Arnaud Adrian and Jennifer Powderly from Robertet led the workshops both days, and their presentation outlined the commitment Robertet has to ecological farming of the Turkish damask rose. Despite the rose harvest lasting just a few weeks from May to June, Robertet employs 60 families year round in Turkey to tend the farmlands. All the water used for distillation is reused and the petals are composted post distillation.
The actual description of Robertet's Rose Petal Essential Oil is as follows: The Rose Petal Essential Oil utilizes all the natural extraction methods developed by Robertet are used in this natural extract in order to capture the genuine scent of the flower itself: hydrodistillation, molecular distillation, fractionation... Odour: Cosmetic, modern, quintessence of the Rosa Damascena flower at a lower price than the essential oil. Floral, spicy, peony odor.
The essential oil is clear colored, powerful and full bodied. I was impressed with it's clean, precise rose aroma and sheer strength. When using the rose petal essence I was able to use a much smaller quantity to obtain the crystalline rose note I was seeking. The distillation of the rose petal oil was described in detail which was complex. The result is a rose that smells quite different (and quite beautiful) than any other rose essential oil I've experienced. Arnaud mentioned that the price of rose absolute and essential oil will increase 25% this year. Yes, you read that correctly. Sigh. One of the selling points of the rose petal oil was it's price point--placed just between rose absolute and rose otto.

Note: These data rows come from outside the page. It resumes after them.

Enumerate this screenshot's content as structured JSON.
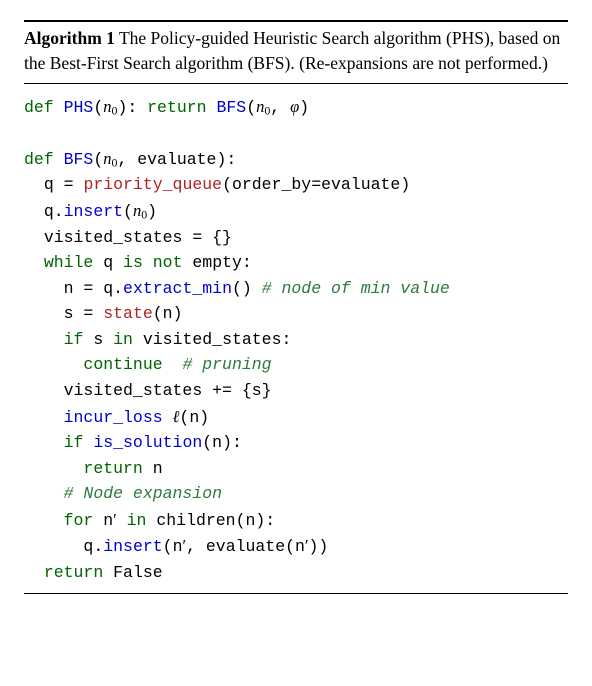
{
  "header": {
    "algo_label": "Algorithm 1",
    "title_rest": " The Policy-guided Heuristic Search algorithm (PHS), based on the Best-First Search algorithm (BFS). (Re-expansions are not performed.)"
  },
  "tok": {
    "def": "def",
    "return": "return",
    "while": "while",
    "is": "is",
    "not": "not",
    "if": "if",
    "in": "in",
    "continue": "continue",
    "for": "for"
  },
  "fn": {
    "PHS": "PHS",
    "BFS": "BFS",
    "insert": "insert",
    "extract_min": "extract_min",
    "incur_loss": "incur_loss",
    "is_solution": "is_solution"
  },
  "cls": {
    "priority_queue": "priority_queue",
    "state": "state"
  },
  "sym": {
    "n0": "n",
    "n0_sub": "0",
    "phi": "φ",
    "ell": "ℓ",
    "n": "n",
    "nprime": "n",
    "prime": "′",
    "s": "s"
  },
  "txt": {
    "evaluate": "evaluate",
    "q": "q",
    "order_by": "order_by",
    "visited_states": "visited_states",
    "empty": "empty",
    "children": "children",
    "False": "False",
    "empty_set": "{}",
    "set_s": "{s}"
  },
  "cmt": {
    "min_value": "# node of min value",
    "pruning": "# pruning",
    "expansion": "# Node expansion"
  }
}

The second workshop included myself, Anne McClain from MCMC Fragrances and Jerome Epinette, a Robertet Senior Perfumer. Being the only natural perfumer on the panel made me all the more determined to convey my passion for naturals to the audience. I spoke on the power of natural essences, their unduplicated beauty, their primal ability to transport the wearer. I discussed my Rose Boheme perfume, and the challenges of I encountered with getting the rose to pop in a base note heavy composition. I described the rose petal essential oil as possessing the qualities I associate with both Turkish and Bulgarian rose. I described a childhood memory of hiding in a thicket of wild rose bushes next to our home. How I found a cool dark spot underneath the tangle of thorns and roses. I would go to this spot when I wanted to be alone, and smell the dark fertile earth and rustle the boughs of miniature roses above my head as I lay on the ground. The pale petals would fall on my face and I would pretend it was "snowing" in June. This memory is fond and the inspiration for my perfume Rose Bohème.
All in all, it was an opportunity to introduce the audience to the power and beauty of natural perfumes and the incredible natural raw materials available to the perfumer. While many in attendance may have never smelled a natural perfume, they have now! I enjoyed getting to meet the other perfumers, and hearing how each perfumer composes his or her creation. It was interesting to note that many of the perfumers on the panel (mainstream, niche and natural) were inspired by particularly evocative materials.